Une efficacité qui dépasse la balance
L’un des passages les plus remarquables du rapport est celui qui montre que les TMO ne se résument pas à la perte de poids. Les bénéfices cardiovasculaires, la réduction du risque de MASH, l’amélioration du SAHOS, les effets sur la fonction rénale, voire des bénéfices neuro-protecteurs… Tout cela n’est pas contingent : c’est documenté, preuves à l’appui.

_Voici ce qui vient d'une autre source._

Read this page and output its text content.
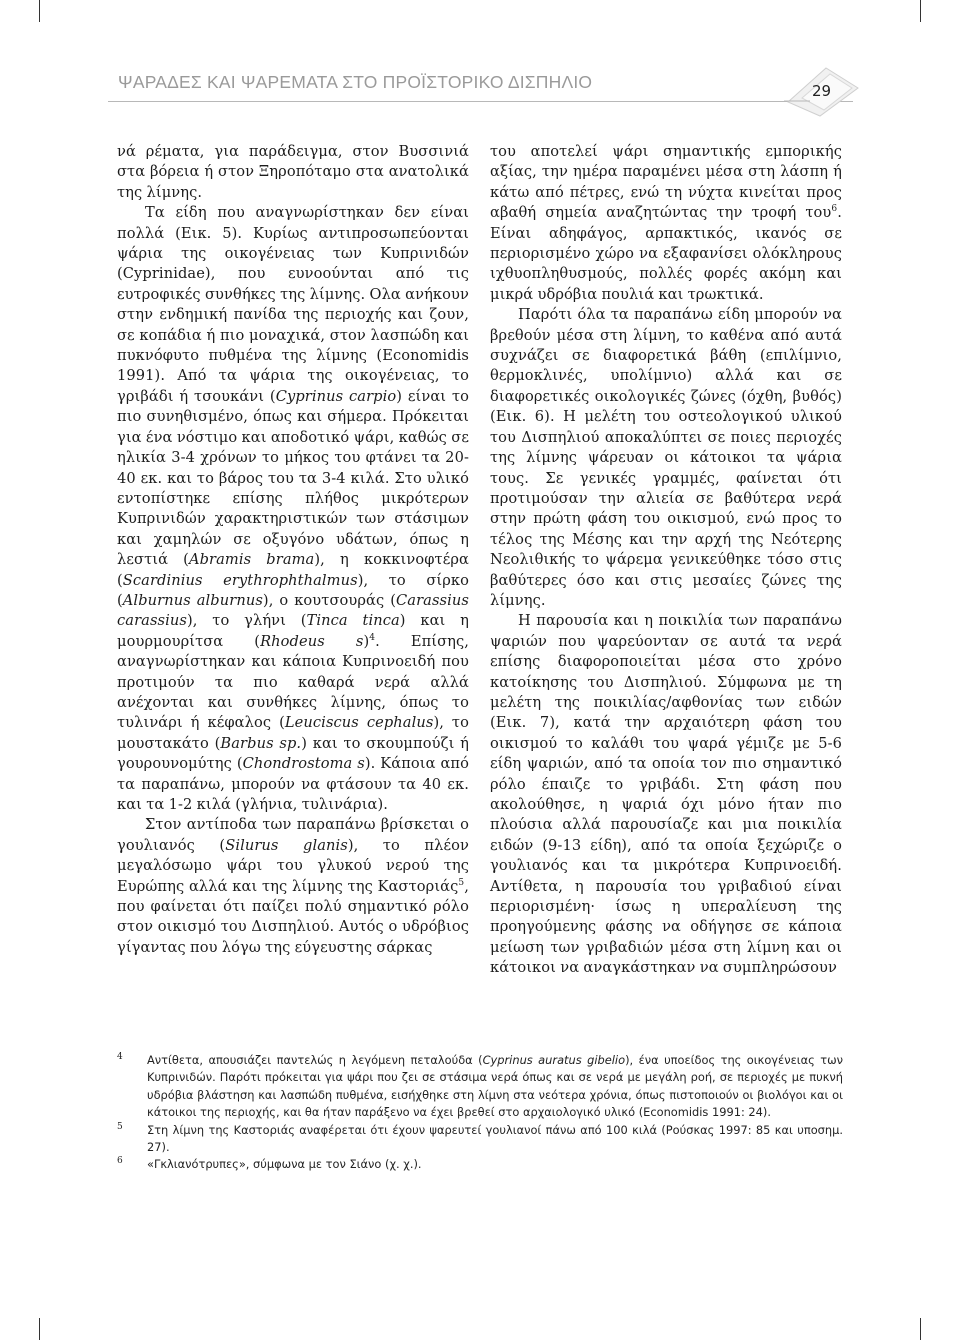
ΨΑΡΑΔΕΣ ΚΑΙ ΨΑΡΕΜΑΤΑ ΣΤΟ ΠΡΟΪΣΤΟΡΙΚΟ ΔΙΣΠΗΛΙΟ	29

νά ρέματα, για παράδειγμα, στον Βυσσινιά στα βόρεια ή στον Ξηροπόταμο στα ανατολικά της λίμνης.

Τα είδη που αναγνωρίστηκαν δεν είναι πολλά (Εικ. 5). Κυρίως αντιπροσωπεύονται ψάρια της οικογένειας των Κυπρινιδών (Cyprinidae), που ευνοούνται από τις ευτροφικές συνθήκες της λίμνης. Ολα ανήκουν στην ενδημική πανίδα της περιοχής και ζουν, σε κοπάδια ή πιο μοναχικά, στον λασπώδη και πυκνόφυτο πυθμένα της λίμνης (Economidis 1991). Από τα ψάρια της οικογένειας, το γριβάδι ή τσουκάνι (Cyprinus carpio) είναι το πιο συνηθισμένο, όπως και σήμερα. Πρόκειται για ένα νόστιμο και αποδοτικό ψάρι, καθώς σε ηλικία 3-4 χρόνων το μήκος του φτάνει τα 20-40 εκ. και το βάρος του τα 3-4 κιλά. Στο υλικό εντοπίστηκε επίσης πλήθος μικρότερων Κυπρινιδών χαρακτηριστικών των στάσιμων και χαμηλών σε οξυγόνο υδάτων, όπως η λεστιά (Abramis brama), η κοκκινοφτέρα (Scardinius erythrophthalmus), το σίρκο (Alburnus alburnus), ο κουτσουράς (Carassius carassius), το γλήνι (Tinca tinca) και η μουρμουρίτσα (Rhodeus s)$^4$. Επίσης, αναγνωρίστηκαν και κάποια Κυπρινοειδή που προτιμούν τα πιο καθαρά νερά αλλά ανέχονται και συνθήκες λίμνης, όπως το τυλινάρι ή κέφαλος (Leuciscus cephalus), το μουστακάτο (Barbus sp.) και το σκουμπούζι ή γουρουνομύτης (Chondrostoma s). Κάποια από τα παραπάνω, μπορούν να φτάσουν τα 40 εκ. και τα 1-2 κιλά (γλήνια, τυλινάρια).

Στον αντίποδα των παραπάνω βρίσκεται ο γουλιανός (Silurus glanis), το πλέον μεγαλόσωμο ψάρι του γλυκού νερού της Ευρώπης αλλά και της λίμνης της Καστοριάς$^5$, που φαίνεται ότι παίζει πολύ σημαντικό ρόλο στον οικισμό του Δισπηλιού. Αυτός ο υδρόβιος γίγαντας που λόγω της εύγευστης σάρκας

του αποτελεί ψάρι σημαντικής εμπορικής αξίας, την ημέρα παραμένει μέσα στη λάσπη ή κάτω από πέτρες, ενώ τη νύχτα κινείται προς αβαθή σημεία αναζητώντας την τροφή του$^6$. Είναι αδηφάγος, αρπακτικός, ικανός σε περιορισμένο χώρο να εξαφανίσει ολόκληρους ιχθυοπληθυσμούς, πολλές φορές ακόμη και μικρά υδρόβια πουλιά και τρωκτικά.

Παρότι όλα τα παραπάνω είδη μπορούν να βρεθούν μέσα στη λίμνη, το καθένα από αυτά συχνάζει σε διαφορετικά βάθη (επιλίμνιο, θερμοκλινές, υπολίμνιο) αλλά και σε διαφορετικές οικολογικές ζώνες (όχθη, βυθός) (Εικ. 6). Η μελέτη του οστεολογικού υλικού του Δισπηλιού αποκαλύπτει σε ποιες περιοχές της λίμνης ψάρευαν οι κάτοικοι τα ψάρια τους. Σε γενικές γραμμές, φαίνεται ότι προτιμούσαν την αλιεία σε βαθύτερα νερά στην πρώτη φάση του οικισμού, ενώ προς το τέλος της Μέσης και την αρχή της Νεότερης Νεολιθικής το ψάρεμα γενικεύθηκε τόσο στις βαθύτερες όσο και στις μεσαίες ζώνες της λίμνης.

Η παρουσία και η ποικιλία των παραπάνω ψαριών που ψαρεύονταν σε αυτά τα νερά επίσης διαφοροποιείται μέσα στο χρόνο κατοίκησης του Δισπηλιού. Σύμφωνα με τη μελέτη της ποικιλίας/αφθονίας των ειδών (Εικ. 7), κατά την αρχαιότερη φάση του οικισμού το καλάθι του ψαρά γέμιζε με 5-6 είδη ψαριών, από τα οποία τον πιο σημαντικό ρόλο έπαιζε το γριβάδι. Στη φάση που ακολούθησε, η ψαριά όχι μόνο ήταν πιο πλούσια αλλά παρουσίαζε και μια ποικιλία ειδών (9-13 είδη), από τα οποία ξεχώριζε ο γουλιανός και τα μικρότερα Κυπρινοειδή. Αντίθετα, η παρουσία του γριβαδιού είναι περιορισμένη· ίσως η υπεραλίευση της προηγούμενης φάσης να οδήγησε σε κάποια μείωση των γριβαδιών μέσα στη λίμνη και οι κάτοικοι να αναγκάστηκαν να συμπληρώσουν

4 Αντίθετα, απουσιάζει παντελώς η λεγόμενη πεταλούδα (Cyprinus auratus gibelio), ένα υποείδος της οικογένειας των Κυπρινιδών. Παρότι πρόκειται για ψάρι που ζει σε στάσιμα νερά όπως και σε νερά με μεγάλη ροή, σε περιοχές με πυκνή υδρόβια βλάστηση και λασπώδη πυθμένα, εισήχθηκε στη λίμνη στα νεότερα χρόνια, όπως πιστοποιούν οι βιολόγοι και οι κάτοικοι της περιοχής, και θα ήταν παράξενο να έχει βρεθεί στο αρχαιολογικό υλικό (Economidis 1991: 24).
5 Στη λίμνη της Καστοριάς αναφέρεται ότι έχουν ψαρευτεί γουλιανοί πάνω από 100 κιλά (Ρούσκας 1997: 85 και υποσημ. 27).
6 «Γκλιανότρυπες», σύμφωνα με τον Σιάνο (χ. χ.).
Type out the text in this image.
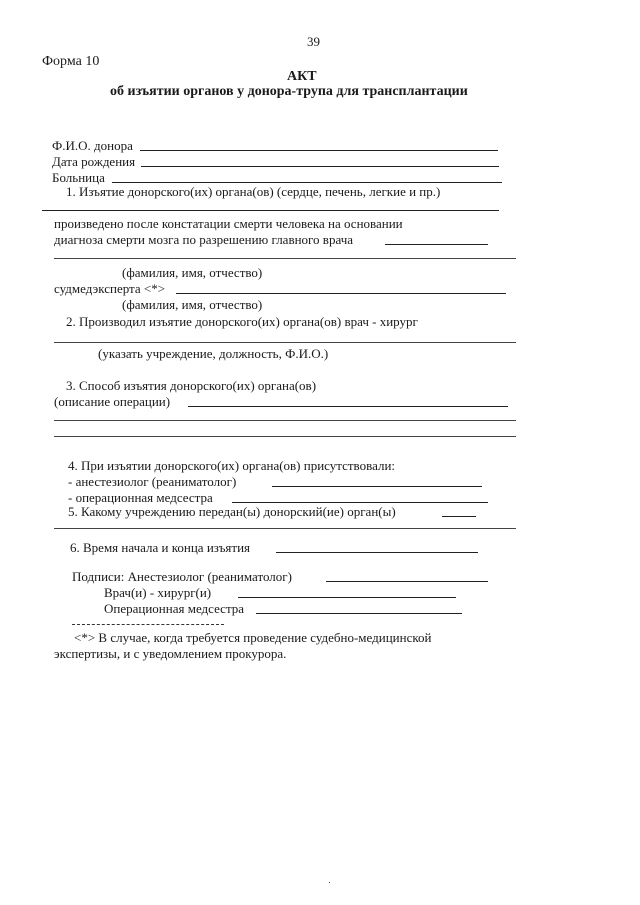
39
Форма 10
АКТ
об изъятии органов у донора-трупа для трансплантации
Ф.И.О. донора
Дата рождения
Больница
1. Изъятие донорского(их) органа(ов) (сердце, печень, легкие и пр.)
произведено после констатации смерти человека на основании
диагноза смерти мозга по разрешению главного врача
(фамилия, имя, отчество)
судмедэксперта <*>
(фамилия, имя, отчество)
2. Производил изъятие донорского(их) органа(ов) врач - хирург
(указать учреждение, должность, Ф.И.О.)
3. Способ изъятия донорского(их) органа(ов)
(описание операции)
4. При изъятии донорского(их) органа(ов) присутствовали:
- анестезиолог (реаниматолог)
- операционная медсестра
5. Какому учреждению передан(ы) донорский(ие) орган(ы)
6. Время начала и конца изъятия
Подписи: Анестезиолог (реаниматолог)
Врач(и) - хирург(и)
Операционная медсестра
<*> В случае, когда требуется проведение судебно-медицинской
экспертизы, и с уведомлением прокурора.
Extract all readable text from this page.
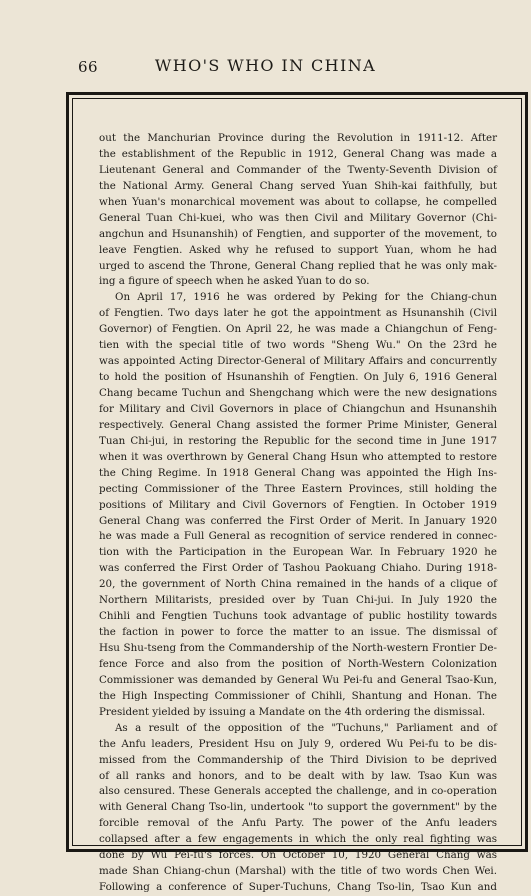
66	WHO'S WHO IN CHINA
out the Manchurian Province during the Revolution in 1911-12. After
the establishment of the Republic in 1912, General Chang was made a
Lieutenant General and Commander of the Twenty-Seventh Division of
the National Army. General Chang served Yuan Shih-kai faithfully, but
when Yuan's monarchical movement was about to collapse, he compelled
General Tuan Chi-kuei, who was then Civil and Military Governor (Chi-
angchun and Hsunanshih) of Fengtien, and supporter of the movement, to
leave Fengtien. Asked why he refused to support Yuan, whom he had
urged to ascend the Throne, General Chang replied that he was only mak-
ing a figure of speech when he asked Yuan to do so.
On April 17, 1916 he was ordered by Peking for the Chiang-chun
of Fengtien. Two days later he got the appointment as Hsunanshih (Civil
Governor) of Fengtien. On April 22, he was made a Chiangchun of Feng-
tien with the special title of two words "Sheng Wu." On the 23rd he
was appointed Acting Director-General of Military Affairs and concurrently
to hold the position of Hsunanshih of Fengtien. On July 6, 1916 General
Chang became Tuchun and Shengchang which were the new designations
for Military and Civil Governors in place of Chiangchun and Hsunanshih
respectively. General Chang assisted the former Prime Minister, General
Tuan Chi-jui, in restoring the Republic for the second time in June 1917
when it was overthrown by General Chang Hsun who attempted to restore
the Ching Regime. In 1918 General Chang was appointed the High Ins-
pecting Commissioner of the Three Eastern Provinces, still holding the
positions of Military and Civil Governors of Fengtien. In October 1919
General Chang was conferred the First Order of Merit. In January 1920
he was made a Full General as recognition of service rendered in connec-
tion with the Participation in the European War. In February 1920 he
was conferred the First Order of Tashou Paokuang Chiaho. During 1918-
20, the government of North China remained in the hands of a clique of
Northern Militarists, presided over by Tuan Chi-jui. In July 1920 the
Chihli and Fengtien Tuchuns took advantage of public hostility towards
the faction in power to force the matter to an issue. The dismissal of
Hsu Shu-tseng from the Commandership of the North-western Frontier De-
fence Force and also from the position of North-Western Colonization
Commissioner was demanded by General Wu Pei-fu and General Tsao-Kun,
the High Inspecting Commissioner of Chihli, Shantung and Honan. The
President yielded by issuing a Mandate on the 4th ordering the dismissal.
As a result of the opposition of the "Tuchuns," Parliament and of
the Anfu leaders, President Hsu on July 9, ordered Wu Pei-fu to be dis-
missed from the Commandership of the Third Division to be deprived
of all ranks and honors, and to be dealt with by law. Tsao Kun was
also censured. These Generals accepted the challenge, and in co-operation
with General Chang Tso-lin, undertook "to support the government" by the
forcible removal of the Anfu Party. The power of the Anfu leaders
collapsed after a few engagements in which the only real fighting was
done by Wu Pei-fu's forces. On October 10, 1920 General Chang was
made Shan Chiang-chun (Marshal) with the title of two words Chen Wei.
Following a conference of Super-Tuchuns, Chang Tso-lin, Tsao Kun and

Les molécules agissent au-delà du centimètre de tour de taille.
C’est un message essentiel pour les médecins comme pour les patients, trop souvent focalisés sur la courbe pondérale.
Les risques : moins spectaculaires que les réseaux sociaux, mais bien réels
Le GCC-CSO fait un travail salutaire de déminage rationnel. Oui, les effets digestifs sont fréquents. Oui, la gastroparésie existe. Oui, les lithiases biliaires sont un vrai sujet.
Mais non :
• l’occlusion intestinale n’est pas un nouveau fléau,
• la pancréatite reste exceptionnelle,
• le risque de cancer thyroïdien n’est pas démontré.
Et ce contraste entre les fantasmes numériques et la réalité des données est frappant.
Le rapport rappelle aussi que l’escalade des doses est un acte médical : patient fragile = titration lente ; antécédent digestif sévère = prudence ; troubles du comportement alimentaire = avis spécialisé indispensable.
Les questions encore ouvertes (et il y en a)
Les TMO ne sont pas la promesse d’une guérison « à vie ». Le document insiste : l’arrêt du traitement expose souvent à une reprise de poids. Cela n’est pas un échec : c’est la nature même des mécanismes hormonaux.
Autre chantier majeur : la place des TMO par rapport à la chirurgie bariatrique. Adjuvant, néo-adjuvant, complémentaire, alternatif ? Le rapport ne tranche pas. Il ouvre des portes. Et c’est très bien ainsi : nous n’avons plus besoin de dogmes, mais de trajectoires individualisées.
La médecine, toute la médecine
Ce texte est un appel. Un appel à re-médicaliser un débat devenu hystérique. Aujourd’hui, prescrire un TMO n’est pas un acte banal. C’est une décision partagée, reposant sur la compréhension du patient, de ses fragilités, de ses forces, de son histoire. C’est aussi une responsabilité collective : diététiciens, endocrinologues, psychiatres, psychologues, éducateurs en activité physique adaptée.
Le GCC-CSO ne l’écrit pas ainsi, mais je me permets de le faire ici :
• Les incrétines ne sont pas le nouvel Eldorado.
• Elles sont le dernier chapitre d’un combat qui se joue depuis cinquante ans.
• Et nous ne gagnerons que si nous remettons les patients au centre.